Studies Draw Positive Conclusions about Consumer Arbitration ~ The National Arbitration Forum Blog

Thursday, November 20, 2008

Studies Draw Positive Conclusions about Consumer Arbitration

The Current State of Consumer Arbitration authors Sarah Rudolph Cole and Theodore Frank take a look at empirical evidence on consumer arbitration in the Fall issue of the ABA Dispute Resolution Magazine. After analyzing the Public Citizen report and evidence collected in California and elsewhere, they conclude that claims that arbitration is inherently unfair to consumers are overstated. Data, in fact, reveals different, and more positive, conclusions about the state of consumer arbitration.

National Arbitration Forum Blog readers may know Professor Cole from her work at the ADR Profs Blog; she is on the faculty at Moritz College of Law at Ohio State University. Mr. Frank blogs at Overlawyered.com and Point of Law; he is also a resident fellow at the American Enterprise Institute for Public Policy Research.

The authors' conclusions based upon empirical evidence analyzed in the The Current State of Consumer Arbitration:

Notably, they debunk the myth that businesses win at a "stunning" rate when debt collection cases are arbitrated.

"In a collections case, the consumer is the defendant. Typically, there is no question that the consumer owes the debt to the credit card issuer. In mediation, the consumer admits the debt and then typically works out a payment plan with the issuer. In arbitration, though, the debtor will lose, because he owes the debt. In such situations, all an arbitrator can do is enter an award against the debtor. Thus, the win-loss record for consumers in these cases is not cause for concern. Moreover, it mirrors consumer success, or, more aptly, lack thereof, in court collection cases."
They also address the "lop off" factor that was brought to light by the Navigant study. In many of the cases where the business entity prevailed in arbitration, the arbitrator protected the consumer from overreaching claims by awarding less than the full amount requested.

"Moreover, even in the cases where Public Citizen identifies the business as the prevailing party, the con­sumer was frequently successful in reducing the amount the business sought. Consumers won reductions in 37.4 percent of the cases that went to hearing, with a median reduction of $824."
This effect is even more compelling in arbitration cases where the consumer party does not respond to contest the claims, because arbitration provides more protection than the consumers would typically receive in a default judgment proceeding in court.
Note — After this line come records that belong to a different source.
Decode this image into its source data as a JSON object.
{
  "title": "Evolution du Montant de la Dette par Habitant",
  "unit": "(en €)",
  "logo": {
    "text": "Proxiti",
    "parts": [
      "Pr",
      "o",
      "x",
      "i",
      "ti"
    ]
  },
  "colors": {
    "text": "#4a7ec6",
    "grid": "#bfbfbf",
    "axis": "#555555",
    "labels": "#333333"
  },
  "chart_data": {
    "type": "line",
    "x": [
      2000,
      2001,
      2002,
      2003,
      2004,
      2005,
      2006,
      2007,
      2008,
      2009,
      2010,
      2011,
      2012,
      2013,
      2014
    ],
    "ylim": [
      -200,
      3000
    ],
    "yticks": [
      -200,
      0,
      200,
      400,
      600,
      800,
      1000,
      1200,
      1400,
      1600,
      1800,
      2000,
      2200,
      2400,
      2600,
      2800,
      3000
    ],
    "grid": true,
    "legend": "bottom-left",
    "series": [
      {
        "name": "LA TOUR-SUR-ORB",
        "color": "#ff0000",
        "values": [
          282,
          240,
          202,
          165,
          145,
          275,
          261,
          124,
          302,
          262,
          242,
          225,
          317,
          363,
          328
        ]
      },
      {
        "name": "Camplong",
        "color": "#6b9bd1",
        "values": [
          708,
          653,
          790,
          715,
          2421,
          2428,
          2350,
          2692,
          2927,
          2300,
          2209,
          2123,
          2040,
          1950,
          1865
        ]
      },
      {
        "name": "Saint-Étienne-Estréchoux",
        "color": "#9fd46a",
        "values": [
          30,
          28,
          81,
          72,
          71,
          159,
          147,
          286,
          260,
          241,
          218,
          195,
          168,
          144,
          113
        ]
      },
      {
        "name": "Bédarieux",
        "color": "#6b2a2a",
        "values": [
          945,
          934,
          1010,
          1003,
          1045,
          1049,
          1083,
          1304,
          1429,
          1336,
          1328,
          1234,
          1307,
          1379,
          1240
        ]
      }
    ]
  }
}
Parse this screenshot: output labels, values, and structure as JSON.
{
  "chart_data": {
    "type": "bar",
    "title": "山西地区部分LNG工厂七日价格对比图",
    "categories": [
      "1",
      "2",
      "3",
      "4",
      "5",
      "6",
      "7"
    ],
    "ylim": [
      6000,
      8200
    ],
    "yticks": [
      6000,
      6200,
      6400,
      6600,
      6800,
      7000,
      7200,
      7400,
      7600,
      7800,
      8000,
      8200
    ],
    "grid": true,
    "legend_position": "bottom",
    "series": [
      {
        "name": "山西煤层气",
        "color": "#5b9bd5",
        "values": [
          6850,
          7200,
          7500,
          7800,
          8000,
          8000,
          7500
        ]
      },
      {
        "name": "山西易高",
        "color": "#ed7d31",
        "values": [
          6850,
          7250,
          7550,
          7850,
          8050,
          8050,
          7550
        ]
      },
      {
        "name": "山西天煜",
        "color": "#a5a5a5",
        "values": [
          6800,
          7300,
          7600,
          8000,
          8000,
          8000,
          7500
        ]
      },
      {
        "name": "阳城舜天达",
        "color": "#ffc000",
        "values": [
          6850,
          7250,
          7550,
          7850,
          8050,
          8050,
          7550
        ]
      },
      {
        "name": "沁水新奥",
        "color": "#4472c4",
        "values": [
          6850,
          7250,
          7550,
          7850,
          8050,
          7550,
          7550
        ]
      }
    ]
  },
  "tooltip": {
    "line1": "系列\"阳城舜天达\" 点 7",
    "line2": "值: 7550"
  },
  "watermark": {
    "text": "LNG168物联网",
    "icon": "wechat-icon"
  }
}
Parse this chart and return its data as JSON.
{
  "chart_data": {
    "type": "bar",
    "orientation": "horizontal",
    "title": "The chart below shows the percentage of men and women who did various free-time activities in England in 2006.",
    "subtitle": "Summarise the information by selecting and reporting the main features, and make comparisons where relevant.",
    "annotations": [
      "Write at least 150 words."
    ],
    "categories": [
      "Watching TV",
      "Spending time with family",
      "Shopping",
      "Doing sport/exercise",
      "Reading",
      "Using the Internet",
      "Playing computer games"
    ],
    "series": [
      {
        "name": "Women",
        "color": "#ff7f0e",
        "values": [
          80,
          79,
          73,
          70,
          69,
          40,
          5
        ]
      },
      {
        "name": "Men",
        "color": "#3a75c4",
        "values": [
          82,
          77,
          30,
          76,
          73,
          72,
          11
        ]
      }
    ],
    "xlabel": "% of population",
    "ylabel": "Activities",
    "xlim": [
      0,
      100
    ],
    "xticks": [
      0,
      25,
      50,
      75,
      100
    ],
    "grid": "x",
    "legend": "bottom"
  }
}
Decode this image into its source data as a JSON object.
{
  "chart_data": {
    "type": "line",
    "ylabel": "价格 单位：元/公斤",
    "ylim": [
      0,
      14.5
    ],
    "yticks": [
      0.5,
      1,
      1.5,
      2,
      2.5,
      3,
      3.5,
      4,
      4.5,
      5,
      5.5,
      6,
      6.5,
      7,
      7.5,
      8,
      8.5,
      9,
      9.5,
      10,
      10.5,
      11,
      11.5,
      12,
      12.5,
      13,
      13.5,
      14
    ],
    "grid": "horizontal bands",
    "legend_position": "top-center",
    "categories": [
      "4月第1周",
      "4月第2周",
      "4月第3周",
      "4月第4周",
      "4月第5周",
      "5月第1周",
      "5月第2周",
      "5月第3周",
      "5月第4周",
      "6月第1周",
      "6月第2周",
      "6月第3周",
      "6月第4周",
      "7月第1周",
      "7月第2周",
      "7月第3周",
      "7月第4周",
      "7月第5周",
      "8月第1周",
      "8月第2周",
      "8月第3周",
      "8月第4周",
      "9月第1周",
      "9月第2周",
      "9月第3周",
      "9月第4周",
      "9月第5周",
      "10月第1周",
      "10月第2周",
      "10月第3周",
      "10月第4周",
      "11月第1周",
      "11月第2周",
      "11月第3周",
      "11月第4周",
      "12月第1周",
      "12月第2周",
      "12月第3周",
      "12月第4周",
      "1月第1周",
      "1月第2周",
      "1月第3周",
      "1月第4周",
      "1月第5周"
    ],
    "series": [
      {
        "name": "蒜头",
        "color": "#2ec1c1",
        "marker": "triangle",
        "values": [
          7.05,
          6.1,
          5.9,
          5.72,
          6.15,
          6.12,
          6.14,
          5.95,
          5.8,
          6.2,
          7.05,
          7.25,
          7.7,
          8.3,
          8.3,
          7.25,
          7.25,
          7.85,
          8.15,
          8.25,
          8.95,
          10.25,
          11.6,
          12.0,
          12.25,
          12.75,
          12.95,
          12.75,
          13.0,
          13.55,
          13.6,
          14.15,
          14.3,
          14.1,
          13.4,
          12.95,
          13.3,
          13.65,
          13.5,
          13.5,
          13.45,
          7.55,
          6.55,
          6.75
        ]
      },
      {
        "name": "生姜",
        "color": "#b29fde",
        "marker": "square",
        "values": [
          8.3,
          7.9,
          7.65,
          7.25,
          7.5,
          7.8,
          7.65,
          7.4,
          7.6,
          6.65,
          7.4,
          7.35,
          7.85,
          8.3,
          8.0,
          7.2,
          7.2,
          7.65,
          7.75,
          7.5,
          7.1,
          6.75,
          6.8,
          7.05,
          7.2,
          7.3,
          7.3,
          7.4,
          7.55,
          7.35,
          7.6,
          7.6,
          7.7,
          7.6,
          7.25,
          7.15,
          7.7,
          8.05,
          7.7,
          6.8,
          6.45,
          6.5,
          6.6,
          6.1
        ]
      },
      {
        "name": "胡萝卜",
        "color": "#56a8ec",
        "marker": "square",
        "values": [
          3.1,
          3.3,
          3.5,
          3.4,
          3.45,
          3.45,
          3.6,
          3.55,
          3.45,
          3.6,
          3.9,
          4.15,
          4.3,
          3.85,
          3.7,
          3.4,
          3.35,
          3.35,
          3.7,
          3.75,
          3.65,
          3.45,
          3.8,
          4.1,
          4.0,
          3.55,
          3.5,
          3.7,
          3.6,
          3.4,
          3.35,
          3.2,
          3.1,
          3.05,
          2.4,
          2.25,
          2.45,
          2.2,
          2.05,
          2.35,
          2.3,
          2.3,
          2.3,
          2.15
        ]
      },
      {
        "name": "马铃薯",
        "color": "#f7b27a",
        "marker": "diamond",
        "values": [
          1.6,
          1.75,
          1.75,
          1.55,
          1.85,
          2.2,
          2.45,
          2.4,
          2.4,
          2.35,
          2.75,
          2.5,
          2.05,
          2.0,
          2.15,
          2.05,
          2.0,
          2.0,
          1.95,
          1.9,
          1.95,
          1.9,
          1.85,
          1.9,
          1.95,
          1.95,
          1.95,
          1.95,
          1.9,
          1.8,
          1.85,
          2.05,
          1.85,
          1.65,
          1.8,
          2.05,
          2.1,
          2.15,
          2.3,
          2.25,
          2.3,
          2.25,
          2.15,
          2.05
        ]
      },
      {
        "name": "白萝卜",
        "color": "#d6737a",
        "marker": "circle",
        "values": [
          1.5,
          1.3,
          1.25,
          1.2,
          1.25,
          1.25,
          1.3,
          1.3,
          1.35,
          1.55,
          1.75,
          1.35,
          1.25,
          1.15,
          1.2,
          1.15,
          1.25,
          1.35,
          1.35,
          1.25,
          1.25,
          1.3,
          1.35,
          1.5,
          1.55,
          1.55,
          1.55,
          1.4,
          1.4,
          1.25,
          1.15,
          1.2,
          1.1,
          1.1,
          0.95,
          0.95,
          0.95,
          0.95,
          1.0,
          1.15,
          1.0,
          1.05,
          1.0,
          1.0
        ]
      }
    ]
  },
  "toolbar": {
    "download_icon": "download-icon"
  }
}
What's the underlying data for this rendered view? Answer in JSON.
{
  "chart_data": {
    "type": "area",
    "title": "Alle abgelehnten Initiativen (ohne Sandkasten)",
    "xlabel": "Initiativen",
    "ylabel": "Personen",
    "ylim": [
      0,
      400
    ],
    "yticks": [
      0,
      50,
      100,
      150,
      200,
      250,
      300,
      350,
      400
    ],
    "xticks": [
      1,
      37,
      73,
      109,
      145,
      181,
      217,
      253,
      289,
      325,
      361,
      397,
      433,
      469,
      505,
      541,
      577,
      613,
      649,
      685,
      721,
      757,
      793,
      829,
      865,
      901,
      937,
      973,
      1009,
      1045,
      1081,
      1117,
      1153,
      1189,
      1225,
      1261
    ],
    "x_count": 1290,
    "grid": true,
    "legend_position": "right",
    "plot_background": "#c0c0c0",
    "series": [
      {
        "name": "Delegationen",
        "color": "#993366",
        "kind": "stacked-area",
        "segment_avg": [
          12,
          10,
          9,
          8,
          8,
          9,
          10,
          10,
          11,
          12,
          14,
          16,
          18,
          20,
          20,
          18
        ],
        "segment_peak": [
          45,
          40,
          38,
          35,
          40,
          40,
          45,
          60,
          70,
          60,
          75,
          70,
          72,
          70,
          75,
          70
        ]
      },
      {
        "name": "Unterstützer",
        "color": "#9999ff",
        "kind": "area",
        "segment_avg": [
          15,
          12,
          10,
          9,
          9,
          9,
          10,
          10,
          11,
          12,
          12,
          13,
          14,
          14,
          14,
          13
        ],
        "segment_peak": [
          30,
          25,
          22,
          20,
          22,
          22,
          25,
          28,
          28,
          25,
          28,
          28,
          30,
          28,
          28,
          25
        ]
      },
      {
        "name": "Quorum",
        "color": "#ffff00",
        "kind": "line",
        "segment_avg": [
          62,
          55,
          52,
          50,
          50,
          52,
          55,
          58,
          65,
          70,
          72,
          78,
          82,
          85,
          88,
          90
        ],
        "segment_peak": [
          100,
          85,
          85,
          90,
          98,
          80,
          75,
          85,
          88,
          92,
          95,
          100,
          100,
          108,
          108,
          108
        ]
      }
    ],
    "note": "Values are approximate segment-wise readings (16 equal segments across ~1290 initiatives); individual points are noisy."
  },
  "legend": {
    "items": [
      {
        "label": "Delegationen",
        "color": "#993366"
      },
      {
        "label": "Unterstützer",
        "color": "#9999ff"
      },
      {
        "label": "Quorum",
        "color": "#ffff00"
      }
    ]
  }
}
"More impressive, in 3,632 of the 16,054 cases where there was no hearing because the respondent defaulted, the arbitrator refused to award the entire amount the business requested. The median reduc­tion for consumers was $599. This may be because "[i]n cases administered under the NAF Code of Procedure, the arbitrator considers all evidence, whether or not there is a response to the claim." This added layer of protection is unavailable to consumers in civil litigation, where default judgments are entered on sums certain without consider­ation of the underlying evidence. The average consumer thus comes out ahead in arbitration, compared to court."
The authors conclude by noting the "one-sided media coverage" that accompanied the Public Citizen report criticizing consumer arbitration: "One hopes that the Navigant refutation of Public Citizen's misleading numbers will garner the same publicity."